Biopsy with a Hybrid Microscope
During the biopsy of histological tissue traditional microscopy techniques require the use of special coloring procedures that use dyes. Also, such techniques color the sample tissue and show the shapes and patterns of tissue cells. However, they limit our view of molecular changes underlining cancer cell development.
One solution to this problem is the use of an infrared microscope. But this technology is expensive and common clinics cannot afford it. Because of this Rohit Bhargava and his team of researchers wants to find a more affordable solution.
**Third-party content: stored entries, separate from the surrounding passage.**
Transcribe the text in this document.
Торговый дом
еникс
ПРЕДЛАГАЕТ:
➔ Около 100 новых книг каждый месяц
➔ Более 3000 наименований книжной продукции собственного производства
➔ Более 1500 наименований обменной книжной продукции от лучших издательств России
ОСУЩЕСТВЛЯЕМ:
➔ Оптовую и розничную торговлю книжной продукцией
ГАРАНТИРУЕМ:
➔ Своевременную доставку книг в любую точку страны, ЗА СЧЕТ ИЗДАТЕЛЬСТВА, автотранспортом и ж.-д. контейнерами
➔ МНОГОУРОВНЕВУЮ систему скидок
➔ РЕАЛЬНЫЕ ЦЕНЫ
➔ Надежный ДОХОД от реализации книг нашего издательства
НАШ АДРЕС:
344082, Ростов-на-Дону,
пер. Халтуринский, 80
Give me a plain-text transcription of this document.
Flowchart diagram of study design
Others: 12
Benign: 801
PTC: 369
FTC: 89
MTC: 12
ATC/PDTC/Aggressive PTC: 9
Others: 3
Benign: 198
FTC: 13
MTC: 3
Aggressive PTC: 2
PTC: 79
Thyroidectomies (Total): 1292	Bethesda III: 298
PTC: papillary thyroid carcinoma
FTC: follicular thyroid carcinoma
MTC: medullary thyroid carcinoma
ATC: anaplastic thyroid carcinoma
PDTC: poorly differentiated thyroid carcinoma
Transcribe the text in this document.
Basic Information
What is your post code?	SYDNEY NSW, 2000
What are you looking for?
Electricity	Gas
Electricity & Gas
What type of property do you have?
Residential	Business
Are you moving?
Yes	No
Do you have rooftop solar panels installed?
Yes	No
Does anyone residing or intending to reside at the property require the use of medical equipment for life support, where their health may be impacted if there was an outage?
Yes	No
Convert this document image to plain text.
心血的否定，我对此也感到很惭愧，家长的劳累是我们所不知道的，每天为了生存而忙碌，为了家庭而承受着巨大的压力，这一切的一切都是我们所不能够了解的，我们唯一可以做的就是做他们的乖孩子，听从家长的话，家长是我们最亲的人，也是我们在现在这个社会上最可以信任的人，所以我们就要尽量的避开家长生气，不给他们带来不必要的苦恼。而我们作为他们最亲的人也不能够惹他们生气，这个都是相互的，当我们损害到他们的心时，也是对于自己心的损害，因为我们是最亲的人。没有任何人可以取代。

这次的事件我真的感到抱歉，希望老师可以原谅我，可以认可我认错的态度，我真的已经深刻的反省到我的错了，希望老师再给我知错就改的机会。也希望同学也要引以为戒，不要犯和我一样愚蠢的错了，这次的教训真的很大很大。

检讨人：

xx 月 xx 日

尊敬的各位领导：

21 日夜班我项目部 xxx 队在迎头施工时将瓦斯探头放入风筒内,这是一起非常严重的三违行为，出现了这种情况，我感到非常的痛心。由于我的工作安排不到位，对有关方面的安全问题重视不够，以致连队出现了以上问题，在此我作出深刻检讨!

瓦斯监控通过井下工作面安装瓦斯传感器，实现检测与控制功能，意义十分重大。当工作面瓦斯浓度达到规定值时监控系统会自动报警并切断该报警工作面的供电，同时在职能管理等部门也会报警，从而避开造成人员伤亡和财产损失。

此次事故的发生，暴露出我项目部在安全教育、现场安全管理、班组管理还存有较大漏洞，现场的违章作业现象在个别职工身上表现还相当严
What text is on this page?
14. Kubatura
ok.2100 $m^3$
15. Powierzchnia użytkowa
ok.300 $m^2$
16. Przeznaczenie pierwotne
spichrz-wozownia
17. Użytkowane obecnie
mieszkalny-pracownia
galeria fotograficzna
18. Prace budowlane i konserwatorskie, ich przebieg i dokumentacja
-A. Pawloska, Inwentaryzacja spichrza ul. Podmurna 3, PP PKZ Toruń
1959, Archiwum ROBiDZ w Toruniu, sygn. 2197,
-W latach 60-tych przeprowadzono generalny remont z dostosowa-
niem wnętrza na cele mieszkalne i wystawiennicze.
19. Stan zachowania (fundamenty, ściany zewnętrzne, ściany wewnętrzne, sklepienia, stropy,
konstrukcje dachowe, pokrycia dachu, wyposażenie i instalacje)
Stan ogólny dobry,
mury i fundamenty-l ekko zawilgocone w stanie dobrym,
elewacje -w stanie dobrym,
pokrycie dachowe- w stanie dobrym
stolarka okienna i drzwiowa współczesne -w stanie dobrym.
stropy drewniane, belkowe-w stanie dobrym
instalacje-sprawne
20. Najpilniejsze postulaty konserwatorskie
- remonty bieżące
Using the infrared microscope allows lab technicians to observe tissue samples without the need to color them. The team working on this experiment wants to create a similar tool that will capture cell images in the same way. That is, they want to give clinics a better tool for performing biopsies and diagnosing diseases.
The hybrid microscope uses infrared light and a digital camera to capture images of the tissue. Also, the researchers use a common light microscope that is found in most laboratories. Through this combination, they achieve the same quality of image they would get with an IR microscope.
Besides this, they also achieve additional benefits in comparison to the expensive IR version. The hybrid microscope has 10x larger coverage and 4x higher resolution. Not only that, it produces IR images of large samples and it does it faster.
- Researchers plan to extend the experimentation with more focus on the computation tools that they need to analyze the images.